Ajjawi described that his school was surrounded by the camp, and as such it, “Suffers from many difficulties, the most important being the housing density that leads to the construction of houses very close to each other. In this atmosphere, it is really difficult for students to concentrate on their studies. There are a limited number of scholarships [after high school] and each year the amount is reduced. A large proportion of students are unable to study. I advise all my classmates to study hard and maintain their studies, so that they can achieve their dreams as I have been able to achieve mine.”
Watch a video about him here.
Perfect Scorer
Israa al-Rifai is a 16-year-old student at the UNRWA Shafa Amr School in Barzeh, Damascus, and is originally from Yarmouk refugee camp. Together with her parents and her two brothers, she fled from the camp in 2012. Like thousands of others, the family has been displaced repeatedly in the years that followed. Despite many challenges, most recently the COVID-19 pandemic, Israa is one of 4,289 Palestine refugee students who sat for the ninth-grade national exam in June.
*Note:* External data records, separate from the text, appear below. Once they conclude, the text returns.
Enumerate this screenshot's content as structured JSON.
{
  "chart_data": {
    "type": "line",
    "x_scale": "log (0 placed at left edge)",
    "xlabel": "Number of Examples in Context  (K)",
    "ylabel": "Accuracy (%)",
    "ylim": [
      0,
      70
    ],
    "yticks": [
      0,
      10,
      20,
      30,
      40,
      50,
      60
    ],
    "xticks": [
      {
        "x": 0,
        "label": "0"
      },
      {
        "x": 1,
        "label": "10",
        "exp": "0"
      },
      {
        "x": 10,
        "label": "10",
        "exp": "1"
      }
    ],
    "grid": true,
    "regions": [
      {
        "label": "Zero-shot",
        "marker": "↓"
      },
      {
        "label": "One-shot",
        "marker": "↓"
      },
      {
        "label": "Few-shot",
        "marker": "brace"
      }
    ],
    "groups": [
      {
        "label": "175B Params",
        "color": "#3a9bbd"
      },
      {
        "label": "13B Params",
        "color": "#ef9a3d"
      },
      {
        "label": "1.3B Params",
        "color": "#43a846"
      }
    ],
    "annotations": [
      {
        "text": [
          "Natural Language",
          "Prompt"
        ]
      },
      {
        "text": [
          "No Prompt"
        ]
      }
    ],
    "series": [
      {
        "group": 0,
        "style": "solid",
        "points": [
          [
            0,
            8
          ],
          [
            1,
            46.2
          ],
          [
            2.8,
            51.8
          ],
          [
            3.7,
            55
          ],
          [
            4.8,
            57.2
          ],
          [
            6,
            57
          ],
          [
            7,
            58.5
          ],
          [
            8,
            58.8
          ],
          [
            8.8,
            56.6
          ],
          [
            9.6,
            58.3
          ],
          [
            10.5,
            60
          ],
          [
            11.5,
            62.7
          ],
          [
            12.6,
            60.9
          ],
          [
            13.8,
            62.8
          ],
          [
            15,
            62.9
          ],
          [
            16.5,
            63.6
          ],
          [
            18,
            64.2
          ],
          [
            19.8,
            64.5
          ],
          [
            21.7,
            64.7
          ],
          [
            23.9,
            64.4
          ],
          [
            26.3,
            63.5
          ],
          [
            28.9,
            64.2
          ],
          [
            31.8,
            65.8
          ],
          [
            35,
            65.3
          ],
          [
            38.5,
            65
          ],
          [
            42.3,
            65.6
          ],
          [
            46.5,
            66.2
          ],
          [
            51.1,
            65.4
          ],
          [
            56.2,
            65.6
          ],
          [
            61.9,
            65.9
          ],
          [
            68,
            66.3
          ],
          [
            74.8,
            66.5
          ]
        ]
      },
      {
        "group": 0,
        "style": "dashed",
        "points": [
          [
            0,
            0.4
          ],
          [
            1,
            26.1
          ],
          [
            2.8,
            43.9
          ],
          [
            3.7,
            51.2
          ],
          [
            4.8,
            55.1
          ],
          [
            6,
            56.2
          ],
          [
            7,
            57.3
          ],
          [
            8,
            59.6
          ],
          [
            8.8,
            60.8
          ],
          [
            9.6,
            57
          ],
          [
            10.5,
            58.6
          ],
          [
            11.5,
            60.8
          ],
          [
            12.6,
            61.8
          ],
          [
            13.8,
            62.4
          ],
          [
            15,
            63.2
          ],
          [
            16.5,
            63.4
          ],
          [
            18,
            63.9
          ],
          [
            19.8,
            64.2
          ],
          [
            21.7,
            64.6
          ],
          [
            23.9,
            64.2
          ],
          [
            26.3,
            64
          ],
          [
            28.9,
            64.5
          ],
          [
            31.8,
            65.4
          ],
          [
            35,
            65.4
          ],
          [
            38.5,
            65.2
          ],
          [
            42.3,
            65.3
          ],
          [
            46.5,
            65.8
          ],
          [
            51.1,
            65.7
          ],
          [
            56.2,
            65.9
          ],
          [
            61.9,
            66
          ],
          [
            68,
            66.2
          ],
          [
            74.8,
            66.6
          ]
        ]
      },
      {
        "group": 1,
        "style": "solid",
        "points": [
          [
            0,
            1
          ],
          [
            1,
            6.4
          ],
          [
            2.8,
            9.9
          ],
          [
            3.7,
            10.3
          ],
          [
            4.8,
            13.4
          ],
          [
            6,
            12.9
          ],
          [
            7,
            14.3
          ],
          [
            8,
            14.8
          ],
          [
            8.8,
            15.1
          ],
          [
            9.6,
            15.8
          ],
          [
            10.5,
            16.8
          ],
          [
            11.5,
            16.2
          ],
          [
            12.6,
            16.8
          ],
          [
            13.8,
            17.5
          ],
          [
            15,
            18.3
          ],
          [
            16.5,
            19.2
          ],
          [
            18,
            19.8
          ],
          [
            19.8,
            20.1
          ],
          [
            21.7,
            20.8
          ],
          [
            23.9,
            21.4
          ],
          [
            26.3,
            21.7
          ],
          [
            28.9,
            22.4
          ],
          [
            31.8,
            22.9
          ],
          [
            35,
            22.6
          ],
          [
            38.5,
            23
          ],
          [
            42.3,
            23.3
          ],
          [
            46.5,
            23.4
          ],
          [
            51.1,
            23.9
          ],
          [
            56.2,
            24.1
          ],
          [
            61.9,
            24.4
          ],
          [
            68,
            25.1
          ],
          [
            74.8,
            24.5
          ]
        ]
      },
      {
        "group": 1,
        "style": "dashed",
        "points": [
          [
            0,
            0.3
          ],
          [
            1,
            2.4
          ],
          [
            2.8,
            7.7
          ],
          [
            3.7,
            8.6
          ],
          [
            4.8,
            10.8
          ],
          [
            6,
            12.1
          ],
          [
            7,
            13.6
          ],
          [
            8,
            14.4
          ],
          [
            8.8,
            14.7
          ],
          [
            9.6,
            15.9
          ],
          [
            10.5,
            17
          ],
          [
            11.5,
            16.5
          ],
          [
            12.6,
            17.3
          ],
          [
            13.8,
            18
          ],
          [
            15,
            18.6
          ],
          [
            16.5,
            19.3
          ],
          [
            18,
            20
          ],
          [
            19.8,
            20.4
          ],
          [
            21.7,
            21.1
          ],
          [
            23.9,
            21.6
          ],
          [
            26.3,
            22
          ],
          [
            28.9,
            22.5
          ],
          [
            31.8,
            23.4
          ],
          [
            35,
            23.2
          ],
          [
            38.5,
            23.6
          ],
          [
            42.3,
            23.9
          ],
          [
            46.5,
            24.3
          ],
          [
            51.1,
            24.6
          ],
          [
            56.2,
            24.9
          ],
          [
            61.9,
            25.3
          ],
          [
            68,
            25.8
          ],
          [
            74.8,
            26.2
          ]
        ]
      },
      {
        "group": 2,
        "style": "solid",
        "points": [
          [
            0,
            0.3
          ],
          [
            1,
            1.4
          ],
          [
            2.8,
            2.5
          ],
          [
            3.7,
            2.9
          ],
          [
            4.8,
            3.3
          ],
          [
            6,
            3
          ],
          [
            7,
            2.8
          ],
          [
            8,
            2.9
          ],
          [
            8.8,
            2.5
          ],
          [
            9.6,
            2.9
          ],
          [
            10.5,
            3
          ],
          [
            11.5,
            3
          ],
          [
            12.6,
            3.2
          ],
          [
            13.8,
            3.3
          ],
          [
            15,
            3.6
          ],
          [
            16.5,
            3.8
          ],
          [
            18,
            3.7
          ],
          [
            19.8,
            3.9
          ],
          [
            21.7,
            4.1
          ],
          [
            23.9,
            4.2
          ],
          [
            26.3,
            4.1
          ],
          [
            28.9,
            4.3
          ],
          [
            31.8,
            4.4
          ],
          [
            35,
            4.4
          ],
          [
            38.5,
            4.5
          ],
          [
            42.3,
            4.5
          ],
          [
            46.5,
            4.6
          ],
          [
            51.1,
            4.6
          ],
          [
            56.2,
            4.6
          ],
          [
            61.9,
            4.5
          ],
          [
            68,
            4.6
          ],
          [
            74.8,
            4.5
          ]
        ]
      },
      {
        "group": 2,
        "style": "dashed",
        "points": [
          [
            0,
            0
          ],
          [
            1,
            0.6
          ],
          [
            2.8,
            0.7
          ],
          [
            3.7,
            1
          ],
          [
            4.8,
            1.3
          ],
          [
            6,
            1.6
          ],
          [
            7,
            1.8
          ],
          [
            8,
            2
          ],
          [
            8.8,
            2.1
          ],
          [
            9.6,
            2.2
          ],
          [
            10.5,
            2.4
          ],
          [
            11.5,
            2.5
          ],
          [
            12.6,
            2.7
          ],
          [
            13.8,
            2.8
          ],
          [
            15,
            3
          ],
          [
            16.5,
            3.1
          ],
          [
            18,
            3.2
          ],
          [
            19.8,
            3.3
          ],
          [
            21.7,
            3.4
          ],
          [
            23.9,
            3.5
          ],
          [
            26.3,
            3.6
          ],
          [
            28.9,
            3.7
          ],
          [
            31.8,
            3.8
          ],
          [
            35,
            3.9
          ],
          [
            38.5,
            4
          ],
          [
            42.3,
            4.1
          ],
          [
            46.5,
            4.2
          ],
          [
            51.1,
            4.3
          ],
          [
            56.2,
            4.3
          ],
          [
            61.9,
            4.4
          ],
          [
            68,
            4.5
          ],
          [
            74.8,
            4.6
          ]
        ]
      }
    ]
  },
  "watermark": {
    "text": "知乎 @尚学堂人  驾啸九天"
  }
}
“I will always remember 2020. Many unforgettable moments in my life have taken place this year. Most of them have been sad and scary. But also for the first time in many years, something happened that makes me happy and proud, something that gives me hope. After so many years of hard work, after seeing Syria suffer for almost a decade, after worrying about how the conflict will affect my education, this year changed my life. I thought I was dreaming when I saw my exam results. I managed to achieve the highest score possible, 310 out of 310, with a full mark in each of the subjects. I only really believed it after my parents and brothers double checked for me,” she said.
Prize Winning Sustainability
Twenty-year-old Ghada Krayem is among 97 fellow graduates from the vocational training programme on installation, operating, maintain and programming of solar photovoltaic systems of the UNRWA Gaza Training Centre (GTZ), supported by the German government through GIZ. Trained in a niche renewable energy field, the women in her class are breaking barriers in a field dominated by men. Last June, Ghada was selected to win the #GreenSkillsAward from ETF Europa from among 100 nominees!